Earlier this month, Democrats unveiled their very first bill — HR 1 — a package they hope will go a long way toward changing things in Washington. It includes a measure that would stop members of Congress from using taxpayer money to settle harassment or discrimination cases. It would strengthen the Office of Government Ethics, impose stricter limits on lobbyists and foreign agents and require more campaign spending disclosures by corporations, labor unions and super PACs. It would prohibit any coordination between candidates and super PACs.

It would also block people like Chris Collins from serving on corporate boards, a situation that critics say creates an inherent conflict of interest.

“We need to take a dramatic step to restore people’s faith in government and to ensure that we have tough laws that can be enforced,” said Ted Deutch, a Florida Democrat who is the new chairman of the Ethics Committee. “We know that there’s a problem, and HR 1 is a significant step forward in doing that.”

Gilbert at Public Citizen said that it’s a good first step, even though it isn’t going anywhere if it passes the House. “HR 1, all of that, that will certainly be a big messaging bill, which we eventually hope, in several years is a real bill,” she said.

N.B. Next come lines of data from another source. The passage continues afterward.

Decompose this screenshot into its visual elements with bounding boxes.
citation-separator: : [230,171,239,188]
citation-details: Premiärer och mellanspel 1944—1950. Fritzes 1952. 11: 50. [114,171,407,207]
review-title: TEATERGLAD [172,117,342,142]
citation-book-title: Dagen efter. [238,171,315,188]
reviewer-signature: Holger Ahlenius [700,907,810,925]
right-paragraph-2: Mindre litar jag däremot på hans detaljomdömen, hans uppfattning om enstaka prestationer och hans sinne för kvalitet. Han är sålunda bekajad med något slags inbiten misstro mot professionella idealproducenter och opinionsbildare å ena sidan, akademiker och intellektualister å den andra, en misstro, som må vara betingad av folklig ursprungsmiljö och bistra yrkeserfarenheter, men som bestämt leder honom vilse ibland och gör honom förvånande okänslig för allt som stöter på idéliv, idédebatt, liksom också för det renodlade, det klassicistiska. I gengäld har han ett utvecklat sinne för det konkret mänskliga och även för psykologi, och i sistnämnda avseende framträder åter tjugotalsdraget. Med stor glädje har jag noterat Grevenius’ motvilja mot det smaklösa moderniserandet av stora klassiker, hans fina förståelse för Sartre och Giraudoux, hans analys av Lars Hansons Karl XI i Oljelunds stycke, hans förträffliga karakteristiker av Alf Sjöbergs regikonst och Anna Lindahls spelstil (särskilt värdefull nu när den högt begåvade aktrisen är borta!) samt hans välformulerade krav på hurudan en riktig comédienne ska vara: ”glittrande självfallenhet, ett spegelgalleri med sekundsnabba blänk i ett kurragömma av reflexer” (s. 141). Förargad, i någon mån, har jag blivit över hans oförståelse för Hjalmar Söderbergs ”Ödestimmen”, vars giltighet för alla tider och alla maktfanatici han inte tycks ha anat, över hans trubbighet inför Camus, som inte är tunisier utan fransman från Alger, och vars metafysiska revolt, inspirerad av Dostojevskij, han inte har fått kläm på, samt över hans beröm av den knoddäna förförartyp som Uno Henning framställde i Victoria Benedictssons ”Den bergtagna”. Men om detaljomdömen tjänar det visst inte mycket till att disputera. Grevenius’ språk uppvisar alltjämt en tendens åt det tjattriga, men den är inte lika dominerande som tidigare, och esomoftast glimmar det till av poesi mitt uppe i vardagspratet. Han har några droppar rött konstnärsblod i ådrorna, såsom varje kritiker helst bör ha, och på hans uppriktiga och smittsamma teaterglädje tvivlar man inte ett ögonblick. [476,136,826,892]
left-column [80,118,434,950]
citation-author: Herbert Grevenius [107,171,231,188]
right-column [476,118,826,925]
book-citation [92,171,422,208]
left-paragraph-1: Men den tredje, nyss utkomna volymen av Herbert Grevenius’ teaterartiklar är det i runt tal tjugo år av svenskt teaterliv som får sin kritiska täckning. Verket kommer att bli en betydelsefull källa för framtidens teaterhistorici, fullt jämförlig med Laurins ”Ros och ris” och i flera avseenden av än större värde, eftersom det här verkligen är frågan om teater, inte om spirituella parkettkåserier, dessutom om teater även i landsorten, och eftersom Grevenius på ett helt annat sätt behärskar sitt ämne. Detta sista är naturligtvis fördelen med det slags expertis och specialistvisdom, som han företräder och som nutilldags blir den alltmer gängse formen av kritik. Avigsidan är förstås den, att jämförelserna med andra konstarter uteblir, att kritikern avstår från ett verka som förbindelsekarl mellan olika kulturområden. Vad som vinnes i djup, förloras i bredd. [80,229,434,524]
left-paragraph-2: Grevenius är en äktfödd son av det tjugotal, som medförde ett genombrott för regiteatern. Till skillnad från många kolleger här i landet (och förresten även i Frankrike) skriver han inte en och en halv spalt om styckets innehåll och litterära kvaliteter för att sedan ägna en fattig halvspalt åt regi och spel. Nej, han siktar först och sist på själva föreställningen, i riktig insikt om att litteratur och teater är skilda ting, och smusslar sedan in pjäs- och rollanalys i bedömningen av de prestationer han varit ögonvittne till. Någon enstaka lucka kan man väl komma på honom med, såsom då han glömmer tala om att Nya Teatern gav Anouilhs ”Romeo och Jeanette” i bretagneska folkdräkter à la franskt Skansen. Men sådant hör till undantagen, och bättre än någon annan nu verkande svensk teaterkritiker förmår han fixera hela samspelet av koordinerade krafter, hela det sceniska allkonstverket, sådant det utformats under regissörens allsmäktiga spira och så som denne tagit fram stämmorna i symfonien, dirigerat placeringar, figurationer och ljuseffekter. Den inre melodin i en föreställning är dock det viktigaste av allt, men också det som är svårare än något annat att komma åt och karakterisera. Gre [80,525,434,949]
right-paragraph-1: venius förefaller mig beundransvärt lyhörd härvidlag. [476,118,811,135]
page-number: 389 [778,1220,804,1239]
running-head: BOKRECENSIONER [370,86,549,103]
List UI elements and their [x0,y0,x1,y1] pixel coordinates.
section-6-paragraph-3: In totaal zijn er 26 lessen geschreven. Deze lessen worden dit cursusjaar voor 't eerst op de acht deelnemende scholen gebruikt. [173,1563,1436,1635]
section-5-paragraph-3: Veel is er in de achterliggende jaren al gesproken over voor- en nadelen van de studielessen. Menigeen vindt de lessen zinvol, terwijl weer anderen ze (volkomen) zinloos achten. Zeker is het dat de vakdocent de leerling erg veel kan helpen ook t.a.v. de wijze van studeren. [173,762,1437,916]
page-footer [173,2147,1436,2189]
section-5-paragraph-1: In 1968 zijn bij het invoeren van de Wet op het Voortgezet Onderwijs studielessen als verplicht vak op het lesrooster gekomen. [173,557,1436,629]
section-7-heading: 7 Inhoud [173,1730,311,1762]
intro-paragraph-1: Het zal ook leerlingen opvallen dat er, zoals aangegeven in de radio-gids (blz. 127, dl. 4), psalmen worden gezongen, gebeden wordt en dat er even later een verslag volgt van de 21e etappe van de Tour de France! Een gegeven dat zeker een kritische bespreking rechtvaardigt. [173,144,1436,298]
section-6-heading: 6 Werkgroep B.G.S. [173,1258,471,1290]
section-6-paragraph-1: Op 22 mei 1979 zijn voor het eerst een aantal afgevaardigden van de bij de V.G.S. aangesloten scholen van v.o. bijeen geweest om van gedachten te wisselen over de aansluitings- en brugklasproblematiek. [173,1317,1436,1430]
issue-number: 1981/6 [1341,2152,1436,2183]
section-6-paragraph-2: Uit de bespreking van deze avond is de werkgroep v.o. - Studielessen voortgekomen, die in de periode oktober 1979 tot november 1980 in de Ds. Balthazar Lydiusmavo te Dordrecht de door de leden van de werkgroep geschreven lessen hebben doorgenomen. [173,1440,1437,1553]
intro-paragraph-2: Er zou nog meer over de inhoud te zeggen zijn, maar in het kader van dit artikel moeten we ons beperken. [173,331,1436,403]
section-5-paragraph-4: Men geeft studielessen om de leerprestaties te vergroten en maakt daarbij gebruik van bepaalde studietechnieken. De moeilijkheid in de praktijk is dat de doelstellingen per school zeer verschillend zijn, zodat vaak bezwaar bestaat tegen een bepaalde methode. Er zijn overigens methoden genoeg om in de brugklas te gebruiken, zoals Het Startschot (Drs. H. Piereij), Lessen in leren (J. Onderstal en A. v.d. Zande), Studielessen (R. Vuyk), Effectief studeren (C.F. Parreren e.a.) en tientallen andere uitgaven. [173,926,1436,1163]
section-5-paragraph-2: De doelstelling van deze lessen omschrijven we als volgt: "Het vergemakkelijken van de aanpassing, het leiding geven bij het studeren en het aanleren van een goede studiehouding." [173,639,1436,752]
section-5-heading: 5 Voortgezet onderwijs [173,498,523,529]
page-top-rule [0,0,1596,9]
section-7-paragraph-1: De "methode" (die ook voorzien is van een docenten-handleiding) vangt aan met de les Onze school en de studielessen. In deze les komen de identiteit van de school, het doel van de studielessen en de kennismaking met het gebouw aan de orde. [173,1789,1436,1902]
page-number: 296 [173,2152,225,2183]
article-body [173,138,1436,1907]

But there is more to be done. For instance, Gilbert’s group has been seeking to overhaul what they see as the loose regulation of leadership PACs.

“There aren’t currently [Federal Election Commission] regulations that say you can’t use them for bougie perks like golf outings and Disney trips and cars to chauffeur yourself around Rome,” she said. “And that’s been happening basically across the board. The only difference between that and Duncan Hunter is that he used his regular PAC and so he got caught.”

Most believe that scandals run in cycles. There’s wrongdoing, then changes to address the wrongdoing, then the eventual backsliding. “I hope we’re at a low point and it’s not going to get any lower,” said Ornstein.

“It doesn’t mean that anything goes,” said Gary C. Jacobson, a professor emeritus at the University of California, San Diego. He points to the 2017 victory of now-Sen. Doug Jones over Roy Moore, who was accused of child molestation. “The fact that there’s a Democrat representing Alabama in the Senate as the consequence of that special election shows there’s some level of revulsion among voters that will override, at least temporarily, their partisanship. But it’s harder to do these days.”

But as long as Trump continues to divide America, things could actually get worse in the short term, he said. “As long he’s there to galvanize negative partisanship, then one would expect scamps and scoundrels to survive, as long as the scoundrelism wasn’t putting them behind bars without bail.”